On July 5, Judith Lang Zaimont’s In Darkness Veiled receives its virtual world premiere by pianist Min Kwon as part of Kwon’s America/Beautiful commissioning project. The four-minute work for solo piano was chosen by Kwon to be included as one of 70+ commissioned-works by living American composers. Each composer was asked to write an original variation on the theme of the patriotic song “America the Beautiful.” Each interpretation offers a different vision of America filtered through the lenses of a broad spectrum of age, race, gender, and personal experience. The America/Beautiful project series premieres via YouTube from July 4- 7, 2021, and includes post-concert chats with the composers. Kwon continues the series of America/Beautiful in live performances on July 8 and 9, at the Catacombs in New York City’s national historical landmark Green-Wood Park in Brooklyn, NY.

“This project has been a long time in the making” notes the Korean-born Kwon, who created this project to paint a sonic picture of her adopted country in all of its sprawling complexity and to ultimately try to find the beauty at the core of the American experiment’s credo of “e pluribus unum.” She continues. “Its guiding spirit took on a more special meaning as I worked on it over the past nine months during this unprecedented moment we are living through together…In spite of many challenges, however, I am grateful for the time that the pandemic has afforded me – to dedicate myself to exploring the sound worlds of so many wonderful American composers, and the profound diversity of backgrounds and styles they represent.

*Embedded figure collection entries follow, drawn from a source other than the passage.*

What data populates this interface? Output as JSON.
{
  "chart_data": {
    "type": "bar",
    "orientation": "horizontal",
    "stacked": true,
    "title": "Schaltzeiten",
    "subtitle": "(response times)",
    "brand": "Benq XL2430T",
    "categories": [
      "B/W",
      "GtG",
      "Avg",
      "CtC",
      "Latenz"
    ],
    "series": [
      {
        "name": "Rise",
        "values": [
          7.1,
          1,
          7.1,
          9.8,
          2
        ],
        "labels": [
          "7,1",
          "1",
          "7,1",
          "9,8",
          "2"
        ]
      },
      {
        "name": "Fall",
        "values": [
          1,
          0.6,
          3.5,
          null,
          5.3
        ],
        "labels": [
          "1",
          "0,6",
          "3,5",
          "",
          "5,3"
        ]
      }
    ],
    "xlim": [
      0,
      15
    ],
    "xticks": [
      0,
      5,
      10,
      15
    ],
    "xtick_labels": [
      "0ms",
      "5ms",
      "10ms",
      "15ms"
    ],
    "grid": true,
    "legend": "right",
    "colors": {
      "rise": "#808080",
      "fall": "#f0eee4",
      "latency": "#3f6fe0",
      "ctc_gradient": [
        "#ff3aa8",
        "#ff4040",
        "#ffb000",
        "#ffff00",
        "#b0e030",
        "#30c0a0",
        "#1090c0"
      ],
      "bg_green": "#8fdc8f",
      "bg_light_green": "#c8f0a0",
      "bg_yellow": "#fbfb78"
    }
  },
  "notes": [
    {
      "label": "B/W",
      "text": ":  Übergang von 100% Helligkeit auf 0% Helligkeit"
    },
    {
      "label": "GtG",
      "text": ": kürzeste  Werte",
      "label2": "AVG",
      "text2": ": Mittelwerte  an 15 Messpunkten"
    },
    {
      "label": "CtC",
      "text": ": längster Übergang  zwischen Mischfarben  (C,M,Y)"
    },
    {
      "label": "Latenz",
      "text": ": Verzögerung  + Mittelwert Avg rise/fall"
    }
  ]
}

Ultimately this project is about embracing our diversity, and remembering that by understanding, appreciating, and celebrating our differences, we become stronger both as individuals and as a country. The fact that 70+ composers can hear the same song in a completely different way is, to me, something truly beautiful…[It’s] a powerful chorus, a collective musical snapshot that I’m sure will reverberate far beyond the present moment…I hope it helps to remind us, in spite of all the difficulties we face, that there is still so much beauty in this country of ours.”